= David Ewen (politician) =

New Zealand businessman (1884–1957)

Sir David Alexander Ewen (1884 – 7 April 1957) was a New Zealand businessman, soldier and politician.

==Biography==
Ewen was born in Middlesex in 1884. He was educated at Mill Hill School. In 1912 he married Marian Nathan. The next year they moved to New Zealand where they had one daughter and two sons. He began a successful business career as the managing director of Sargood Sons & Ewen Ltd. He was also chairman of the Sargood Trust, a charity the company funded to help crippled children throughout New Zealand.

He served in World War I with the New Zealand Field Artillery unit and was later an embarkation officer from 1915 to 1917. After the war he was appointed a Member of the Order of the British Empire (Military) in the 1919 Birthday Honours. He was an assistant embarkation officer in the World War II, with the rank of major.

At the 1923 local elections he was elected to the Lower Hutt Borough Council. His main ambition as a councillor was to upgrade the Hutt Bridge which was on its fifth iteration (built in 1904) and was struggling to cope with traffic levels as well as accommodating motor vehicles. A new bridge with a higher capacity for traffic was constructed and eventually opened in 1929. Its name was changed to the Ewen Bridge in his honour.

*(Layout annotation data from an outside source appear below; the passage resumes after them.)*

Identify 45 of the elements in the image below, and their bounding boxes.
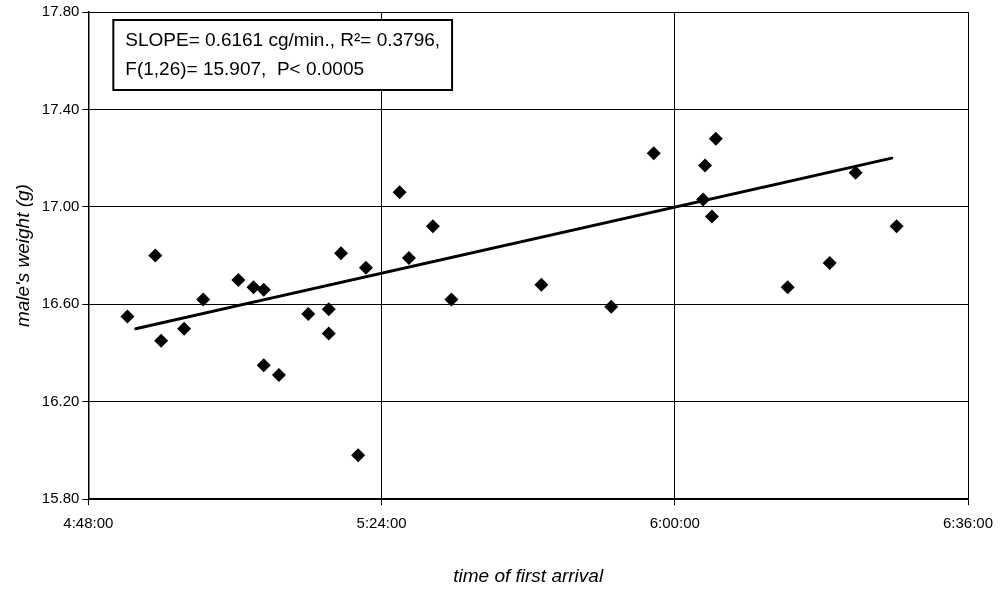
point <box>698 158 713 173</box>
point <box>358 260 373 275</box>
point <box>256 358 271 373</box>
point <box>334 246 348 261</box>
point <box>148 248 163 263</box>
point <box>120 309 135 324</box>
point <box>604 299 619 314</box>
point <box>646 146 661 161</box>
point <box>822 255 837 270</box>
x-tick-label: 4:48:00 <box>63 514 114 532</box>
point <box>196 292 211 307</box>
point <box>848 165 863 180</box>
point <box>256 282 271 297</box>
point <box>708 131 723 146</box>
point <box>351 448 366 463</box>
point <box>780 280 795 295</box>
x-tick-label: 5:24:00 <box>356 514 407 532</box>
y-tick-label: 17.00 <box>41 197 80 215</box>
x-axis-title: time of first arrival <box>453 564 604 586</box>
point <box>425 219 440 234</box>
point <box>154 333 169 348</box>
y-tick-label: 17.40 <box>41 99 80 117</box>
point <box>401 251 416 266</box>
annotation: F(1,26)= 15.907, P< 0.0005 <box>125 57 365 79</box>
point <box>704 209 719 224</box>
y-tick-label: 15.80 <box>41 489 80 507</box>
point <box>321 302 336 317</box>
point <box>231 272 246 287</box>
point <box>696 192 711 207</box>
point <box>177 321 192 336</box>
y-tick-label: 16.20 <box>41 391 80 409</box>
point <box>271 367 286 382</box>
point <box>444 292 459 307</box>
point <box>889 219 904 234</box>
y-tick-label: 16.60 <box>41 294 80 312</box>
point <box>534 277 549 292</box>
point <box>246 280 261 295</box>
point <box>301 307 316 322</box>
annotation: SLOPE= 0.6161 cg/min., R²= 0.3796, <box>125 28 441 50</box>
y-tick-label: 17.80 <box>41 2 80 20</box>
point <box>392 185 407 200</box>
y-axis-title: male's weight (g) <box>11 184 33 328</box>
x-tick-label: 6:00:00 <box>649 514 700 532</box>
point <box>321 326 336 341</box>
x-tick-label: 6:36:00 <box>942 514 994 532</box>
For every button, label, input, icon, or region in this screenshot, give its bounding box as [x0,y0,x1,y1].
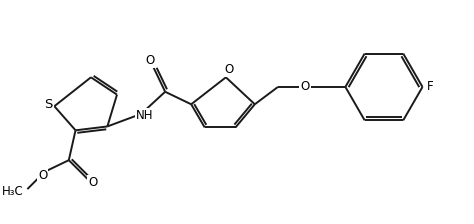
Text: S: S [45,98,53,111]
Text: NH: NH [136,109,154,122]
Text: O: O [38,169,47,182]
Text: O: O [88,176,98,189]
Text: F: F [427,80,434,93]
Text: O: O [224,63,233,76]
Text: O: O [301,80,310,93]
Text: H₃C: H₃C [2,185,24,198]
Text: O: O [145,54,155,67]
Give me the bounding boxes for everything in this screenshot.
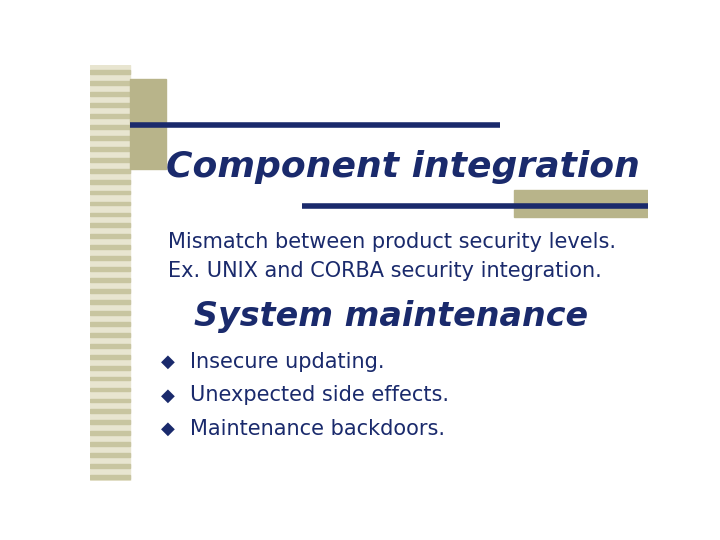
Bar [90, 431, 130, 435]
Bar [90, 158, 130, 161]
Bar [90, 355, 130, 359]
Bar [90, 136, 130, 140]
Bar [90, 245, 130, 249]
Bar [90, 191, 130, 194]
Bar [90, 267, 130, 271]
Bar [90, 65, 130, 481]
Bar [90, 344, 130, 348]
Bar [90, 453, 130, 457]
Text: Maintenance backdoors.: Maintenance backdoors. [190, 418, 446, 438]
Bar [90, 114, 130, 118]
Bar [90, 81, 130, 85]
Text: Component integration: Component integration [166, 150, 639, 184]
Bar [90, 70, 130, 74]
Bar [130, 79, 166, 168]
Text: ◆: ◆ [161, 386, 175, 404]
Bar [90, 234, 130, 238]
Bar [90, 464, 130, 468]
Bar [90, 300, 130, 304]
Bar [90, 147, 130, 151]
Bar [90, 388, 130, 392]
Bar [90, 377, 130, 381]
Text: ◆: ◆ [161, 420, 175, 437]
Text: Unexpected side effects.: Unexpected side effects. [190, 386, 449, 406]
Bar [90, 92, 130, 96]
Bar [90, 180, 130, 184]
Bar [90, 366, 130, 369]
Text: Mismatch between product security levels.: Mismatch between product security levels… [168, 232, 616, 252]
Bar [90, 475, 130, 479]
Bar [90, 442, 130, 446]
Bar [90, 224, 130, 227]
Bar [90, 409, 130, 413]
Bar [90, 125, 130, 129]
Bar [90, 333, 130, 337]
Text: ◆: ◆ [161, 353, 175, 371]
Bar [90, 421, 130, 424]
Bar [90, 256, 130, 260]
Bar [90, 278, 130, 282]
Bar [90, 311, 130, 315]
Bar [514, 190, 648, 217]
Bar [90, 322, 130, 326]
Text: Ex. UNIX and CORBA security integration.: Ex. UNIX and CORBA security integration. [168, 261, 602, 281]
Bar [90, 169, 130, 173]
Bar [90, 213, 130, 217]
Bar [90, 289, 130, 293]
Text: Insecure updating.: Insecure updating. [190, 352, 385, 372]
Bar [90, 201, 130, 205]
Bar [90, 399, 130, 402]
Bar [90, 103, 130, 107]
Text: System maintenance: System maintenance [194, 300, 588, 333]
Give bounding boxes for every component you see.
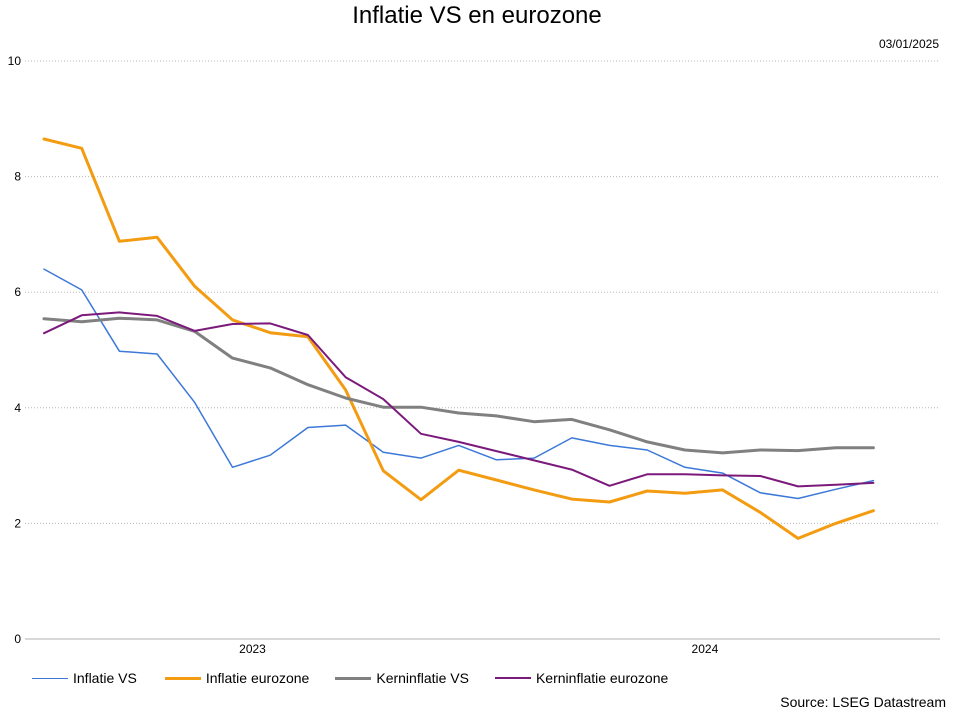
series-line-inflatie-vs bbox=[43, 268, 875, 500]
legend-item: Inflatie eurozone bbox=[164, 670, 310, 686]
y-tick-label: 0 bbox=[14, 632, 21, 646]
legend-item: Inflatie VS bbox=[32, 670, 137, 686]
gridlines bbox=[25, 60, 940, 640]
legend-item: Kerninflatie eurozone bbox=[494, 670, 669, 686]
legend-swatch bbox=[32, 677, 68, 679]
legend-item: Kerninflatie VS bbox=[335, 670, 469, 686]
legend-swatch bbox=[335, 676, 372, 680]
y-tick-label: 4 bbox=[14, 401, 21, 415]
series-lines bbox=[42, 137, 875, 540]
chart-title: Inflatie VS en eurozone bbox=[352, 2, 602, 29]
legend-swatch bbox=[494, 677, 531, 679]
legend-label: Inflatie VS bbox=[73, 670, 137, 686]
chart-date: 03/01/2025 bbox=[878, 37, 939, 51]
legend: Inflatie VS Inflatie eurozone Kerninflatie… bbox=[32, 670, 668, 686]
axis-ticks: 0 2 4 6 8 10 2023 2024 bbox=[8, 54, 719, 656]
x-tick-label: 2024 bbox=[692, 642, 719, 656]
series-line-inflatie-eurozone bbox=[42, 137, 875, 540]
source-note: Source: LSEG Datastream bbox=[780, 694, 946, 710]
legend-swatch bbox=[164, 676, 201, 680]
series-line-kerninflatie-eurozone bbox=[43, 311, 875, 488]
x-tick-label: 2023 bbox=[239, 642, 266, 656]
legend-label: Kerninflatie VS bbox=[376, 670, 469, 686]
y-tick-label: 2 bbox=[14, 516, 21, 530]
y-tick-label: 10 bbox=[8, 54, 22, 68]
legend-label: Inflatie eurozone bbox=[205, 670, 310, 686]
y-tick-label: 6 bbox=[14, 285, 21, 299]
y-tick-label: 8 bbox=[14, 170, 21, 184]
legend-label: Kerninflatie eurozone bbox=[535, 670, 669, 686]
series-line-kerninflatie-vs bbox=[42, 316, 875, 455]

In 1934 he was appointed as an inaugural director of the Reserve Bank of New Zealand, as a Government nominee. In 1941 he became a director of the Australian Mutual Provident Society.

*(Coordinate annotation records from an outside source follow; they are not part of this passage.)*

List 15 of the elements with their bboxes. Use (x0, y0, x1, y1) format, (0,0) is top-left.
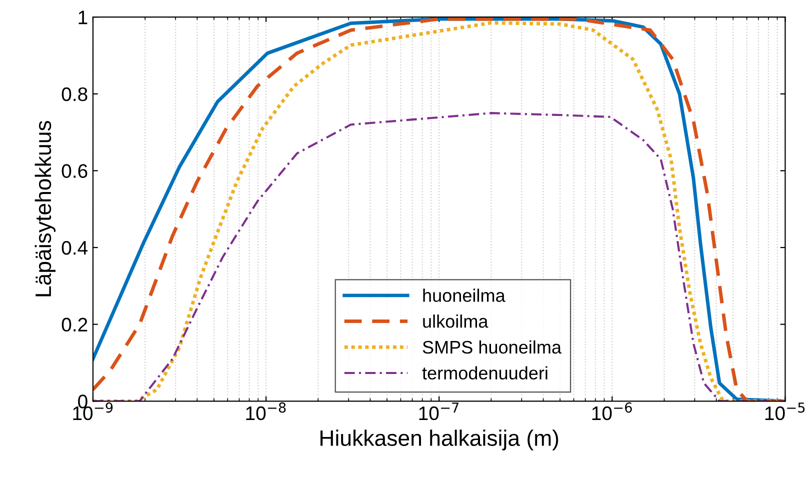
y-tick-label: 0.4 (62, 240, 88, 255)
legend-label: ulkoilma (423, 314, 488, 328)
y-axis-title: Läpäisytehokkuus (34, 120, 56, 296)
legend-label: termodenuuderi (422, 366, 548, 380)
legend-label: SMPS huoneilma (422, 340, 562, 354)
x-tick-label: 10$^{−5}$ (765, 402, 805, 420)
y-tick-label: 0.8 (62, 87, 88, 102)
x-tick-label: 10$^{−8}$ (246, 402, 286, 420)
x-tick-label: 10$^{−7}$ (419, 402, 459, 420)
x-tick-label: 10$^{−6}$ (592, 402, 632, 420)
y-tick-label: 1 (78, 10, 88, 24)
y-tick-label: 0.2 (62, 318, 88, 332)
legend-label: huoneilma (423, 288, 506, 302)
y-tick-label: 0.6 (62, 164, 88, 178)
x-axis-title: Hiukkasen halkaisija (m) (320, 430, 558, 450)
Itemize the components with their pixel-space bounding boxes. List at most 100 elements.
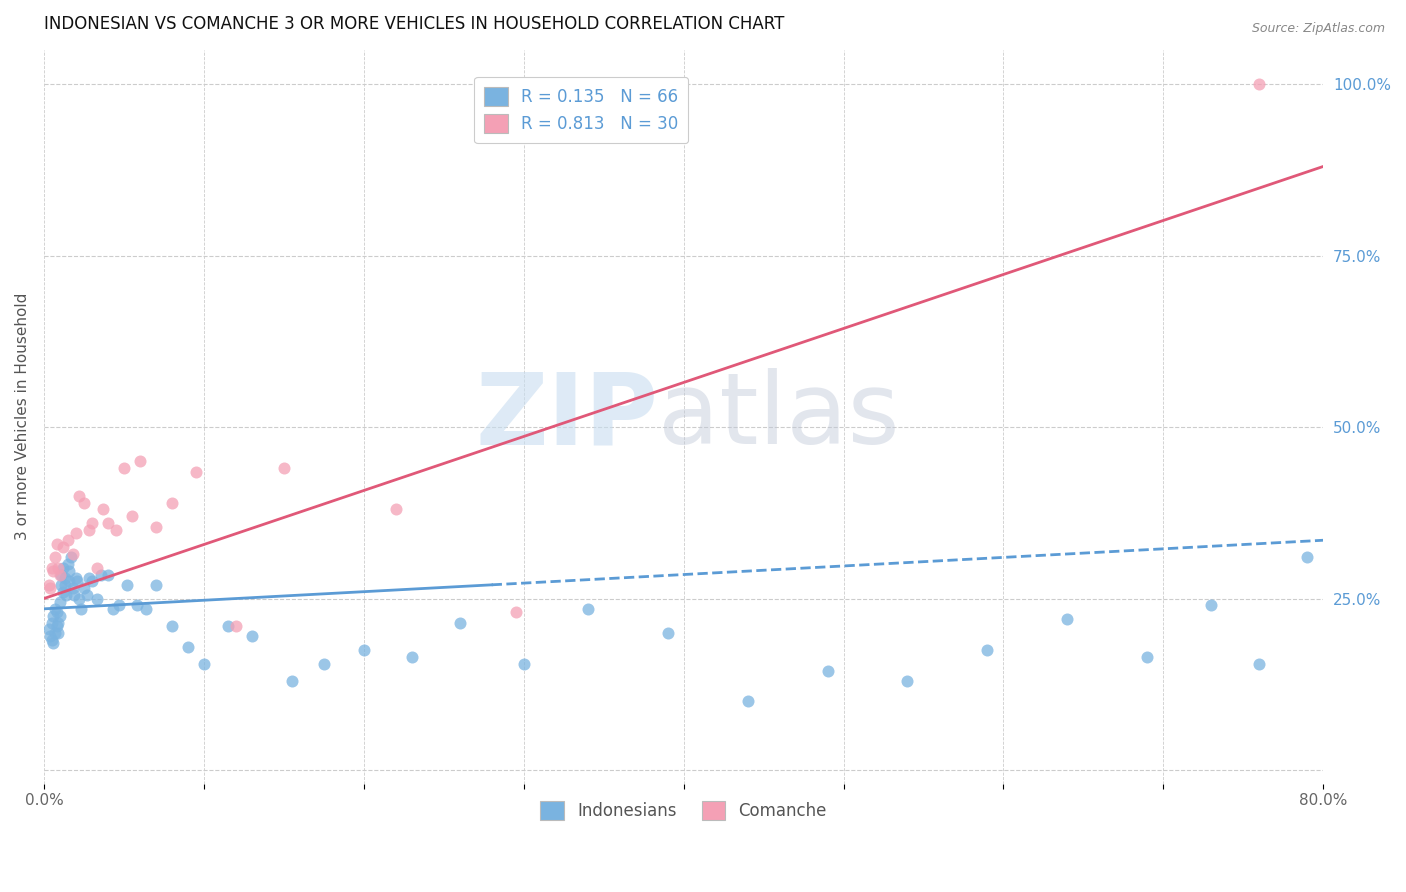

In the 1946 New Year Honours, Ewen was appointed an Officer of the Order of the British Empire for service as a member of the Supply Council. He was made a Knight Commander of the Order of the British Empire in the 1952 New Year Honours. He was involved with the boy scout movement and in 1953 he was awarded the highest scout service award Silver Wolf.

Ewen was an art enthusiast and donated many pictures to the National Art Gallery. For six years (1932 to 1938) he was president of the New Zealand Academy of Fine Arts, and until his death was a member of the board of trustees of both the National Art Gallery and Dominion Museum. He was also a former New Zealand governor of Rotary International.

Ewen died in 1957, aged 73. He was survived by his wife and three children.